Edited by humans. Written by AI. How our editing works
BUZZRAGNews. Trends. Ideas — distilled in minutes.
All articles

Does AI Understand Things, or Just Predict Words?

The "AI just predicts tokens" argument is technically true—but is it the whole story? A murder mystery with fake physics might hold the answer.

Yuki Okonkwo

Written by AI. Yuki Okonkwo

June 5, 20267 min read
Share:
A minimalist design featuring a circuit-board styled lightbulb icon above blue text on black background with audio waveform…

Photo: AI. Zephyr Cole

"It's just predicting the next token." You've heard this one. It's the go-to deflation move when AI does something impressive—a kind of rhetorical cold water. And here's the thing: it's technically accurate. Large language models do operate by predicting the next token in a sequence, over and over, until an answer emerges. The mechanism is real.

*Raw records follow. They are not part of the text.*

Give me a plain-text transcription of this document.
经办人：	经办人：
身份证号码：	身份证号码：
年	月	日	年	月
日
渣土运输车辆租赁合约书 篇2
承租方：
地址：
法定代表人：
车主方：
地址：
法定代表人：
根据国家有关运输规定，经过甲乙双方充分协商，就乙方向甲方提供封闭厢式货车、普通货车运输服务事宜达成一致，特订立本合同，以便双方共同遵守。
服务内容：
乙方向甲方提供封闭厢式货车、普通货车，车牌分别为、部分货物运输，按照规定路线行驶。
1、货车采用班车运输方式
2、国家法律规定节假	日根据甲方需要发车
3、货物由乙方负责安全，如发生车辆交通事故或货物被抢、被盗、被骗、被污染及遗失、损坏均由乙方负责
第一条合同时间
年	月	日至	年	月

But Daniel Miessler, host of the Unsupervised Learning channel, has a problem with how that fact gets deployed—and he makes a case that the dismissal is doing a lot more work than the mechanism actually supports.

The autocomplete framing is doing something sneaky

Miessler's first move is to reframe what "completing text" actually means in practice. When you ask an LLM to identify a murderer in a mystery story, it isn't completing a random string of words—it's completing the answer to your question. That's a subtle but non-trivial distinction.

"AI is not predicting the next word in a random string of text," he argues in the video. "It's predicting the next word in the answer to what you asked it. Or said differently, AI does autocomplete for answers."

This is where the standard dismissal starts to wobble. If the model is specifically producing the answer to novel questions, the obvious follow-up is: how is it arriving at the answer in the first place? The "just autocomplete" frame sort of assumes that question away rather than answering it.

The standard comeback is that the model has seen the answer somewhere in its training data and is essentially retrieving it. That's true for plenty of queries—ask an LLM who wrote Hamlet and it's not reasoning, it's recalling. But that rebuttal only holds up when the answer could plausibly be in the training data. Miessler's test is designed to break that assumption entirely.

A murder mystery with impossible physics

To probe where retrieval ends and reasoning begins, Miessler built a small interactive site called aiunderstands.ai featuring original murder mystery scenarios containing completely fabricated physics. Not physics the model has seen twisted or simplified—physics that doesn't exist anywhere, constructed specifically so that the model cannot have encountered the answer before.

The scenario he walks through is called The Walking Stones. The invented rule: everyone carries a stone from birth that glows when they're awake and goes dark the instant they fall asleep. No faking it, in either direction. A murder happens at the midnight bell. Three people could have done it. The night watch logs all three stones at the exact moment of the killing: Toll's stone is dark, Bram's stone is dark, Mara's stone is glowing.

Each of the three claims they were asleep. But only one of them demonstrably wasn't—Mara. So Mara did it.

The puzzle isn't hard once you internalize the invented physics. But solving it requires holding several concepts simultaneously: simultaneity (the midnight bell means right now for everyone), the rule that a glowing stone = awake = capable of action, and the logical inference that the two dark stones rule out their owners. A human kid, Miessler notes, might immediately chase Toll because he's a stranger in debt to the victim—classic suspicious-character intuition—without ever engaging the actual physics of the world.

To solve it correctly, you have to apply the rules you were just given to a situation you've never seen.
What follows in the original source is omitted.